De nuevo en el hotel Imperial Family, Arthur y su secretario tomaron una cena tardía y se retiraron a un salón fumador desocupado. Arthur encendió la pipa y observó cómo Wood prendía un cigarrillo de alguna marca barata.
– Una excelente familia -dijo sir Arthur-. Modesta, admirable.
– En efecto.
Arthur tuvo una aprensión súbita, generada por las palabras de la señora Edalji. ¿Y si su llegada al escenario de los hechos ocasionaba nuevas persecuciones? Al fin y al cabo, Satán -es decir, el Satán Dios- estaba allí fuera afilando su lápiz y su instrumento curvo con los lados cóncavos. Satán Dios: qué singularmente repulsivas eran las perversiones de una religión institucional en cuanto empezaba su declive irreversible. Cuanto antes demolieran todo aquel edificio, mejor.
– Woodie, déjeme utilizarle como caja de resonancia. -No esperó una respuesta; tampoco el secretario pensó que la esperase-. Hay tres aspectos del caso que de momento no comprendo. Hay algunas lagunas. Y la primera es por qué Anson cogió ojeriza a George Edalji. Ya ha visto las cartas que le escribió al vicario. Amenazando a un colegial con trabajos forzados.
– Sí.
– Anson es un hombre notable. Me he documentado. El segundo hijo del segundo conde de Lichfield. Ex artillero real. Jefe de la policía desde 1888. ¿Por qué un hombre así escribiría semejante carta?
Wood se limitó a carraspear.
– ¿Y bien?
– No soy un investigador, sir Arthur.

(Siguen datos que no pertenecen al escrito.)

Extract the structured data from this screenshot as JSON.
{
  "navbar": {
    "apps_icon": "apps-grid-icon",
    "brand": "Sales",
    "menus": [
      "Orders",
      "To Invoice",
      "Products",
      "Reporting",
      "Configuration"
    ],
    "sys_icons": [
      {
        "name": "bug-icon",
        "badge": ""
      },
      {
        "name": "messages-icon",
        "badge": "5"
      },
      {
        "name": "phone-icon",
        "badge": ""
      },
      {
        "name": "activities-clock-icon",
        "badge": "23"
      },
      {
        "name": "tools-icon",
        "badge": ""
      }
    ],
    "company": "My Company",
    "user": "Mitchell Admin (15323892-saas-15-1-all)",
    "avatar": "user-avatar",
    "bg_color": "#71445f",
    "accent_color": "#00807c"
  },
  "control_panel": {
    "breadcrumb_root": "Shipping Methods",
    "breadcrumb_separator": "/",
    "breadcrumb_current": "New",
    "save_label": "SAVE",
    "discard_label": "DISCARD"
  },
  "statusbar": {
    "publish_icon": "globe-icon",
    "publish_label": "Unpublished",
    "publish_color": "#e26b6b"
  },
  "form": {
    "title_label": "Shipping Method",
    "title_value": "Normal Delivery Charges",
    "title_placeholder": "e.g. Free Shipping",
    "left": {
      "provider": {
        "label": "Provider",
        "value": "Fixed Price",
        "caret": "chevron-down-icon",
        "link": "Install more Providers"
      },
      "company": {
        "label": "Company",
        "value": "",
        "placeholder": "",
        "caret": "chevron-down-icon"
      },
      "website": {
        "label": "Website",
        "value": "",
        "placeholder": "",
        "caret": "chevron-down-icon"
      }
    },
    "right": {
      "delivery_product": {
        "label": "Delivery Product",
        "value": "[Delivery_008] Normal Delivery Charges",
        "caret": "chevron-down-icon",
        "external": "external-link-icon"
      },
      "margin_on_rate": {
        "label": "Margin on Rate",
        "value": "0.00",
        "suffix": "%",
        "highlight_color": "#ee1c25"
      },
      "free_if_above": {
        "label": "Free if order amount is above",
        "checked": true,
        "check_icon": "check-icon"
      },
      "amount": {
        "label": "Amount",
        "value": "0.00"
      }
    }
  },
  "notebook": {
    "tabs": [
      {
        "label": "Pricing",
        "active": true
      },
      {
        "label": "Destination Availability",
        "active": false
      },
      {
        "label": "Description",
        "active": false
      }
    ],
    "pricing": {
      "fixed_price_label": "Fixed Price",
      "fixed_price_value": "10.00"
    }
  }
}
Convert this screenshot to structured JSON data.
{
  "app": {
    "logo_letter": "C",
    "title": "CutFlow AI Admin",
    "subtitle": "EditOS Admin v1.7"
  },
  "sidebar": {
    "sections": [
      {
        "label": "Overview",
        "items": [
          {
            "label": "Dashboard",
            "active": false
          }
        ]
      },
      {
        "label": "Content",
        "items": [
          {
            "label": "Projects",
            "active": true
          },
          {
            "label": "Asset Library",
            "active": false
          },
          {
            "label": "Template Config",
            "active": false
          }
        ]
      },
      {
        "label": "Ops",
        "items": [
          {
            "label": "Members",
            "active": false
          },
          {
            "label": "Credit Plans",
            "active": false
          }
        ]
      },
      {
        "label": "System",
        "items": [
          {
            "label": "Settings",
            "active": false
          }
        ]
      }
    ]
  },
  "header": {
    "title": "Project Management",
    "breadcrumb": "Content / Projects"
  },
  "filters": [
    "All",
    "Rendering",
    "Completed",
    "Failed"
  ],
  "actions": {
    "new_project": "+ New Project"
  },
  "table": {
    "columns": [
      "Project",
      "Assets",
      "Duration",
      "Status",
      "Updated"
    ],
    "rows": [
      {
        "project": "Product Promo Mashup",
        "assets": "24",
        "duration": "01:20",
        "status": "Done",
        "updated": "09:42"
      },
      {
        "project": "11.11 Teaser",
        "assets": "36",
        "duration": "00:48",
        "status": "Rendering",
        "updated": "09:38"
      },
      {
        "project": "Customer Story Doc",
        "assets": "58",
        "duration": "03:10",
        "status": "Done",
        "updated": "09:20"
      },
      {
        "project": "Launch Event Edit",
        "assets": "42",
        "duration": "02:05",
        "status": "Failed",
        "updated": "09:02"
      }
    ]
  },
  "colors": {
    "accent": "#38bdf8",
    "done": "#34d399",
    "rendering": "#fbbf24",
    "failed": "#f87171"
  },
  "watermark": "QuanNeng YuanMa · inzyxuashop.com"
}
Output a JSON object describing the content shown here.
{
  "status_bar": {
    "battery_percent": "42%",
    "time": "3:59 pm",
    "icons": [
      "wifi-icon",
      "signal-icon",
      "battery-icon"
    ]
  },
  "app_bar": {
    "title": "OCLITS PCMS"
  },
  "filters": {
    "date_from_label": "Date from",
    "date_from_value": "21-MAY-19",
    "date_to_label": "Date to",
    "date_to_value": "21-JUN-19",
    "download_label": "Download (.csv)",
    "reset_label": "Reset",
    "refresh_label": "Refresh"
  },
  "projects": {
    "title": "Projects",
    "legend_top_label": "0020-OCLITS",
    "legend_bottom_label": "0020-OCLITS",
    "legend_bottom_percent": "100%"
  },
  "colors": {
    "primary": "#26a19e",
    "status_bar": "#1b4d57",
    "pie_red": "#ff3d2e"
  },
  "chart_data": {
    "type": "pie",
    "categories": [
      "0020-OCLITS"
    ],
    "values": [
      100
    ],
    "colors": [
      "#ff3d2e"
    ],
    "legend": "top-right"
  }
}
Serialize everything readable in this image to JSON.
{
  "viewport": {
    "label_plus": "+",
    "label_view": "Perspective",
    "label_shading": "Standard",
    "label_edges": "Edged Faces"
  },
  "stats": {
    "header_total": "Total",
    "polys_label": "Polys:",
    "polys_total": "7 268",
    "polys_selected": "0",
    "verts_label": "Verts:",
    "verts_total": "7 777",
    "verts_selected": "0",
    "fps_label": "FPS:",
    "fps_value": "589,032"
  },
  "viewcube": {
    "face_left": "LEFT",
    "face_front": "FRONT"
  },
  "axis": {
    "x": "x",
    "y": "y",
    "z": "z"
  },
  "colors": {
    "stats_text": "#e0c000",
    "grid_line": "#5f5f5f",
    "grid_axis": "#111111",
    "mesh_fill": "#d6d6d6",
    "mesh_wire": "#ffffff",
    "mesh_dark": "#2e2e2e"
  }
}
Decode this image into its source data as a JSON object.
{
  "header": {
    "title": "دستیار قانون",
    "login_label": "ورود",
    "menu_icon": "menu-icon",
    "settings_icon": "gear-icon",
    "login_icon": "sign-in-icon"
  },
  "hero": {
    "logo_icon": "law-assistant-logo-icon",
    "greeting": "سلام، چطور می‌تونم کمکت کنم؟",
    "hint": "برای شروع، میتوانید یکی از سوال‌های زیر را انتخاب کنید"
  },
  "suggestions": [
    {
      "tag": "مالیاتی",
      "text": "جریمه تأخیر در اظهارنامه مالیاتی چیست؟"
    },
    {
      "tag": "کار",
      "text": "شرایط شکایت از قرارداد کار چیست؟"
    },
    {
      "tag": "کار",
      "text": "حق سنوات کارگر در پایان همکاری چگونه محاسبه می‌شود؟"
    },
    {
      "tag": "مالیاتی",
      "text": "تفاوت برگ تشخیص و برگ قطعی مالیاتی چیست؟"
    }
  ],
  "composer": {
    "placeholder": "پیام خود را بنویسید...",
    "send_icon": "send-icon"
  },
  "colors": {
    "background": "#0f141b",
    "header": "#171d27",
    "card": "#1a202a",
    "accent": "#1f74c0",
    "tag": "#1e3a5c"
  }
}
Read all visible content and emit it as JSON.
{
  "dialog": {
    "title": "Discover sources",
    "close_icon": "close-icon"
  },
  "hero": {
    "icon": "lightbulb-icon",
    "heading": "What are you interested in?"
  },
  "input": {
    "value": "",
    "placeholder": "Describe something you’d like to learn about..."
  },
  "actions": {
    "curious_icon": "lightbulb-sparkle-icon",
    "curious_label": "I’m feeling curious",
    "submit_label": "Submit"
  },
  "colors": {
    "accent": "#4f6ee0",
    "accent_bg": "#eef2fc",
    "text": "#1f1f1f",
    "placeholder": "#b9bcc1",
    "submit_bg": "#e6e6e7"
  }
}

Le he oído decir que en el oficio de detective hay que eliminar lo imposible, y lo que queda, por improbable que sea, tiene que ser la verdad.
– Ay, esa formulación no es mía. Pero la respaldo.
– Por eso no valgo para investigador. Si alguien me pregunta algo, sólo busco la respuesta obvia.
– ¿Y cuál sería la respuesta obvia en el caso del capitán Anson y George Edalji?
– Que siente aversión por las personas de color.
– Eso, en efecto, es muy obvio, Alfred. Tanto, que no puede ser así. Por muchos defectos que tenga, Anson es un caballero inglés y un jefe de la policía.
– Ya le he dicho que no soy un investigador.